Algorithm to detect MS developed in India

Deutsche Welle
5 Min Read
(Indian Institute of Technology)

Engineering students in India have developed an algorithm that can help detect multiple sclerosis, or MS, a chronic disease that affects the nervous system at an early stage. DW’s Murali Krishnan reports from Chennai.

Prabhal Malakar suffers from primary-progressive multiple sclerosis, characterised by a steady worsening of neurological functioning.

He is 59 years old, and he has spent the last 18 years battling MS, a disease which is on the rise throughout the world.

MS has increased in India in recent years. Estimates range from between 100,000 and 200,000 such patients throughout the country. Worldwide, the number is roughly 3 million.

Malakar, who is also the honorary secretary of the Delhi chapter of the Multiple Sclerosis Society of India, sees reason for some optimism, however, in a new study

“Early detection is important so that your treatment can start much earlier,” he told DW. “The earlier you detect a debilitating disease like MS, the better for the treatment to start. They have done marvelous work.”

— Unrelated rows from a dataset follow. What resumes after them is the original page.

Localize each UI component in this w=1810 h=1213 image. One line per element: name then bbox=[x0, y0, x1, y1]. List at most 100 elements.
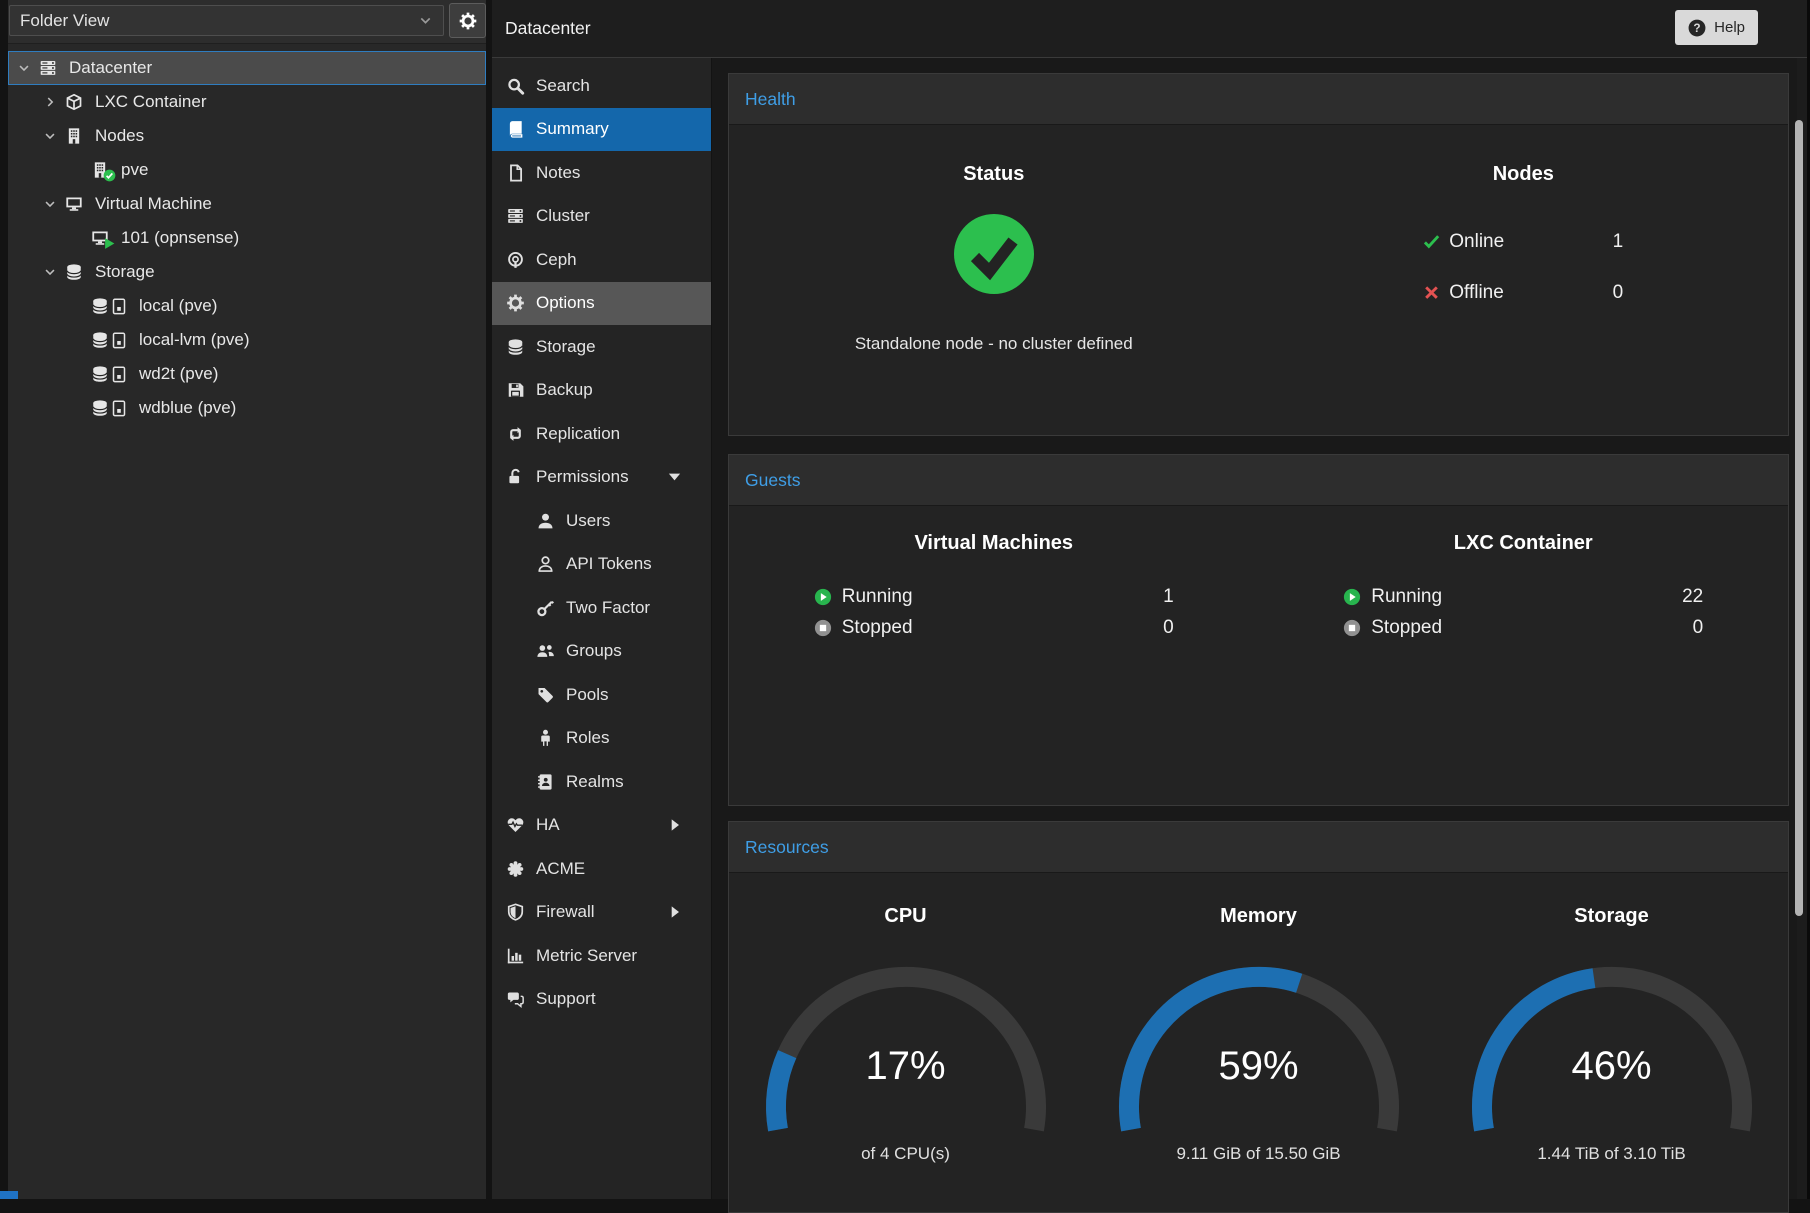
drive-icon bbox=[112, 332, 127, 349]
guests-column-virtual-machines: Virtual MachinesRunning1Stopped0 bbox=[729, 506, 1259, 643]
menu-item-notes[interactable]: Notes bbox=[492, 151, 711, 195]
gauge-heading: CPU bbox=[884, 905, 926, 928]
menu-item-groups[interactable]: Groups bbox=[492, 630, 711, 674]
menu-item-permissions[interactable]: Permissions bbox=[492, 456, 711, 500]
menu-item-metric-server[interactable]: Metric Server bbox=[492, 934, 711, 978]
file-icon bbox=[506, 164, 525, 182]
menu-item-options[interactable]: Options bbox=[492, 282, 711, 326]
view-mode-select[interactable]: Folder View bbox=[9, 5, 444, 36]
tree-item-lxc-container[interactable]: LXC Container bbox=[8, 85, 486, 119]
tree-item-storage[interactable]: Storage bbox=[8, 255, 486, 289]
view-mode-value: Folder View bbox=[20, 11, 109, 31]
check-circle-icon bbox=[952, 212, 1036, 296]
tree-item-label: LXC Container bbox=[95, 92, 207, 112]
node-status-row-online: Online1 bbox=[1423, 216, 1623, 267]
tree-item-label: 101 (opnsense) bbox=[121, 228, 239, 248]
menu-item-firewall[interactable]: Firewall bbox=[492, 891, 711, 935]
content-scrollbar-thumb[interactable] bbox=[1795, 120, 1803, 916]
cube-icon bbox=[65, 93, 83, 111]
desktop-icon bbox=[65, 195, 83, 213]
tree-item-wd2t-pve[interactable]: wd2t (pve) bbox=[8, 357, 486, 391]
tree-item-local-lvm-pve[interactable]: local-lvm (pve) bbox=[8, 323, 486, 357]
menu-item-ha[interactable]: HA bbox=[492, 804, 711, 848]
database-icon bbox=[91, 331, 109, 349]
gauge-percent-value: 59% bbox=[1109, 1044, 1409, 1089]
menu-item-users[interactable]: Users bbox=[492, 499, 711, 543]
expander-chevron-right-icon[interactable] bbox=[43, 95, 65, 109]
tree-item-label: Nodes bbox=[95, 126, 144, 146]
menu-item-two-factor[interactable]: Two Factor bbox=[492, 586, 711, 630]
resources-panel-header: Resources bbox=[729, 822, 1788, 873]
guests-panel-header: Guests bbox=[729, 455, 1788, 506]
menu-item-cluster[interactable]: Cluster bbox=[492, 195, 711, 239]
tree-item-nodes[interactable]: Nodes bbox=[8, 119, 486, 153]
expander-chevron-down-icon[interactable] bbox=[43, 129, 65, 143]
guest-row-label: Running bbox=[1371, 586, 1442, 608]
menu-item-summary[interactable]: Summary bbox=[492, 108, 711, 152]
comments-icon bbox=[506, 990, 525, 1008]
help-button[interactable]: ? Help bbox=[1675, 10, 1758, 45]
menu-item-search[interactable]: Search bbox=[492, 64, 711, 108]
gauge-arc: 17% bbox=[756, 960, 1056, 1140]
chevron-down-icon bbox=[43, 265, 57, 279]
search-icon bbox=[506, 77, 525, 95]
database-icon bbox=[91, 365, 109, 383]
tree-item-label: wdblue (pve) bbox=[139, 398, 236, 418]
tree-item-datacenter[interactable]: Datacenter bbox=[8, 51, 486, 85]
nodes-heading: Nodes bbox=[1493, 163, 1554, 186]
health-panel-header: Health bbox=[729, 74, 1788, 125]
menu-item-realms[interactable]: Realms bbox=[492, 760, 711, 804]
guest-row-running: Running 22 bbox=[1343, 581, 1703, 612]
menu-item-roles[interactable]: Roles bbox=[492, 717, 711, 761]
menu-item-pools[interactable]: Pools bbox=[492, 673, 711, 717]
node-status-value: 0 bbox=[1613, 282, 1624, 304]
guest-row-value: 22 bbox=[1682, 586, 1703, 608]
health-panel-title: Health bbox=[745, 89, 796, 110]
unlock-icon bbox=[506, 468, 525, 486]
key-icon bbox=[536, 599, 555, 617]
tree-item-wdblue-pve[interactable]: wdblue (pve) bbox=[8, 391, 486, 425]
menu-item-label: Storage bbox=[536, 337, 596, 357]
menu-item-label: Options bbox=[536, 293, 595, 313]
expander-chevron-down-icon[interactable] bbox=[43, 265, 65, 279]
menu-item-acme[interactable]: ACME bbox=[492, 847, 711, 891]
replication-icon bbox=[506, 425, 525, 443]
resource-gauge-storage: Storage 46%1.44 TiB of 3.10 TiB bbox=[1435, 873, 1788, 1164]
question-circle-icon: ? bbox=[1688, 19, 1706, 37]
tree-item-101-opnsense[interactable]: 101 (opnsense) bbox=[8, 221, 486, 255]
tree-item-virtual-machine[interactable]: Virtual Machine bbox=[8, 187, 486, 221]
menu-item-label: Summary bbox=[536, 119, 609, 139]
menu-item-backup[interactable]: Backup bbox=[492, 369, 711, 413]
guests-column-heading: LXC Container bbox=[1454, 532, 1593, 555]
expander-chevron-down-icon[interactable] bbox=[17, 61, 39, 75]
menu-item-label: Two Factor bbox=[566, 598, 650, 618]
users-icon bbox=[536, 642, 555, 660]
stop-circle-icon bbox=[1343, 619, 1361, 637]
node-status-row-offline: Offline0 bbox=[1423, 267, 1623, 318]
content-header-title: Datacenter bbox=[505, 0, 591, 57]
guest-row-value: 0 bbox=[1693, 617, 1704, 639]
tree-settings-button[interactable] bbox=[449, 3, 486, 38]
tree-item-pve[interactable]: pve bbox=[8, 153, 486, 187]
menu-item-ceph[interactable]: Ceph bbox=[492, 238, 711, 282]
cluster-icon bbox=[506, 207, 525, 225]
bar-chart-icon bbox=[506, 947, 525, 965]
gauge-heading: Storage bbox=[1574, 905, 1648, 928]
chevron-down-icon bbox=[418, 13, 433, 28]
menu-item-api-tokens[interactable]: API Tokens bbox=[492, 543, 711, 587]
check-icon bbox=[1423, 233, 1440, 250]
shield-icon bbox=[506, 903, 525, 921]
menu-item-replication[interactable]: Replication bbox=[492, 412, 711, 456]
menu-item-storage[interactable]: Storage bbox=[492, 325, 711, 369]
resource-tree-panel: Folder View Datacenter LXC Container Nodes… bbox=[8, 0, 486, 1199]
content-scrollbar-track[interactable] bbox=[1797, 58, 1807, 1199]
play-circle-icon bbox=[814, 588, 832, 606]
datacenter-menu: Search Summary NotesClusterCeph Options Stor… bbox=[492, 58, 711, 1199]
menu-item-support[interactable]: Support bbox=[492, 978, 711, 1022]
menu-item-label: Metric Server bbox=[536, 946, 637, 966]
tree-item-local-pve[interactable]: local (pve) bbox=[8, 289, 486, 323]
guest-row-label: Stopped bbox=[1371, 617, 1442, 639]
health-panel: Health Status Standalone node - no clust… bbox=[728, 73, 1789, 436]
guest-row-stopped: Stopped 0 bbox=[1343, 612, 1703, 643]
expander-chevron-down-icon[interactable] bbox=[43, 197, 65, 211]
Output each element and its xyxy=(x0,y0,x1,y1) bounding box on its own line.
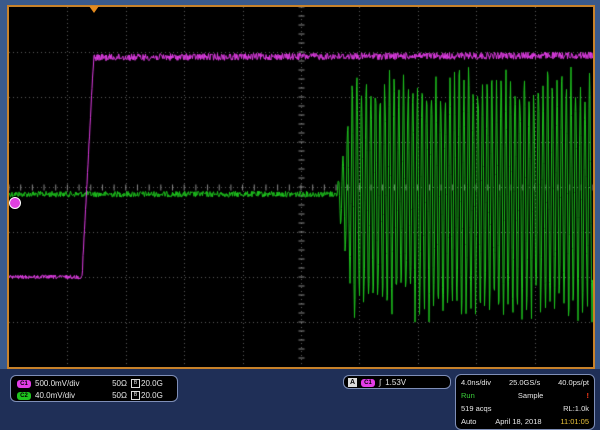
channel-settings-panel[interactable]: C1 500.0mV/div 50Ω B 20.0G C2 40.0mV/div… xyxy=(10,375,178,402)
alert-icon: ! xyxy=(586,391,589,400)
bandwidth-limit-icon: B xyxy=(131,379,140,388)
horizontal-row: 4.0ns/div 25.0GS/s 40.0ps/pt xyxy=(461,378,589,387)
ch1-bandwidth: B 20.0G xyxy=(131,379,163,388)
acq-count: 519 acqs xyxy=(461,404,492,413)
trigger-level: 1.53V xyxy=(385,378,407,387)
scope-window: C1 500.0mV/div 50Ω B 20.0G C2 40.0mV/div… xyxy=(0,0,600,430)
ch2-impedance: 50Ω xyxy=(112,391,127,400)
waveform-canvas xyxy=(9,7,593,367)
clock: 11:01:05 xyxy=(560,417,589,426)
ch1-settings-row[interactable]: C1 500.0mV/div 50Ω B 20.0G xyxy=(17,378,163,389)
ch2-scale: 40.0mV/div xyxy=(35,391,76,400)
datetime-row: Auto April 18, 2018 11:01:05 xyxy=(461,417,589,426)
acq-mode: Sample xyxy=(517,391,544,400)
trigger-settings-panel[interactable]: A C1 ∫ 1.53V xyxy=(343,375,451,389)
rising-edge-icon: ∫ xyxy=(379,378,382,387)
waveform-display[interactable] xyxy=(7,5,595,369)
date: April 18, 2018 xyxy=(495,417,542,426)
record-length: RL:1.0k xyxy=(563,404,589,413)
ch1-badge[interactable]: C1 xyxy=(17,379,31,388)
ch1-bandwidth-value: 20.0G xyxy=(141,379,163,388)
run-state[interactable]: Run xyxy=(461,391,475,400)
time-resolution: 40.0ps/pt xyxy=(558,378,589,387)
ch2-settings-row[interactable]: C2 40.0mV/div 50Ω B 20.0G xyxy=(17,390,163,401)
status-bar: C1 500.0mV/div 50Ω B 20.0G C2 40.0mV/div… xyxy=(0,369,600,430)
count-row: 519 acqs RL:1.0k xyxy=(461,404,589,413)
acquisition-panel[interactable]: 4.0ns/div 25.0GS/s 40.0ps/pt Run Sample … xyxy=(455,374,595,430)
ch1-scale: 500.0mV/div xyxy=(35,379,80,388)
ch2-bandwidth-value: 20.0G xyxy=(141,391,163,400)
ch2-bandwidth: B 20.0G xyxy=(131,391,163,400)
trigger-a-badge: A xyxy=(348,378,357,387)
trigger-source-badge: C1 xyxy=(361,378,375,387)
trigger-position-marker[interactable] xyxy=(89,6,99,13)
ch1-impedance: 50Ω xyxy=(112,379,127,388)
bandwidth-limit-icon: B xyxy=(131,391,140,400)
sample-rate: 25.0GS/s xyxy=(508,378,541,387)
ch2-badge[interactable]: C2 xyxy=(17,391,31,400)
ch1-ground-marker[interactable] xyxy=(9,197,21,209)
trigger-mode: Auto xyxy=(461,417,477,426)
state-row: Run Sample ! xyxy=(461,391,589,400)
timebase: 4.0ns/div xyxy=(461,378,492,387)
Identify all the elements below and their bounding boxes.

Malakar was referring to engineering students from the Indian Institute of Technology (IIT), located in the southern city of Chennai, who have developed algorithms using artificial intelligence that will help to improve diagnosis and treatment of glioma, a malignant tumour of the glial tissue of the nervous system – but also MS.

“These algorithms can be used for automatic analysis of MRI images in large-scale clinical trials and research studies,” says Ganapathy Krishnamurthi, professor in IIT’s department of engineering design. “What we have developed is a technique that will develop fast evaluation of therapeutic techniques using imaging modalities – especially MRI.”

The accuracy of these algorithms, he adds, has been evaluated independently.

The primary research has been to develop algorithms that separate the images of tumors or lesions from the background. This would help machines identify lesions and troubled spots in the images and define them from the rest of the image.

Deep learning

The team has used a technology known as “Deep Learning”, which is inspired by advances in neuroscience and is loosely based on the understanding of information processing and communication within the nervous system.

It is an advanced branch of study called “neural networks” that seeks to enable machines to simulate human beings in recognizing pictures and sounds through interpretations of how the brain processes them.

Suthirth Vaidya, a team member and student from the engineering design department, believes the algorithm is already ready to be put to use by doctors on large data sets on a day-to-day basis, even if it currently remains in testing mode.

“Right now, our algorithm has been evaluated on a very small data set and based on that we are able to tell that this algorithm is doing well and giving us good results,” he told DW.

Evolving algorithms

While human beings can easily identify a person in different photographs, to enable a machine to do so requires a very complex algorithms. Once these algorithms are in place, the accuracy in recognising the images becomes much better and faster.

“The next few steps would be to gather as much as data as possible and then clinically evaluate how effective the algorithm is… in putting it to practical use,” Suthirth says. “Once that is done we will get the regulatory approvals and make it commercial and allow hospitals to use it on a widespread scale.”

He and his colleague Abhijith Chunduru were part of the team that won the Longitudinal Multiple Sclerosis Segmentation challenge at the International Symposium on Biomedical Imaging in New York some months ago.

Chunduru believes it would be possible to bring down the cost of diagnosis of MS.

“This would help radiologists make very quick analysis and get quantitative numbers on how quickly or slowly the disease is progressing within patients,” says Chunduru.

MS is the most widespread disabling neurological condition in young adults around the world. One can develop MS at any age, but most are diagnosed between the ages of 20 and 40.

Researchers still do not fully understand the causes of MS, or why the rate of progression is so difficult to determine. Radiologists have, however, discovered that rates of MS are higher farther from the equator.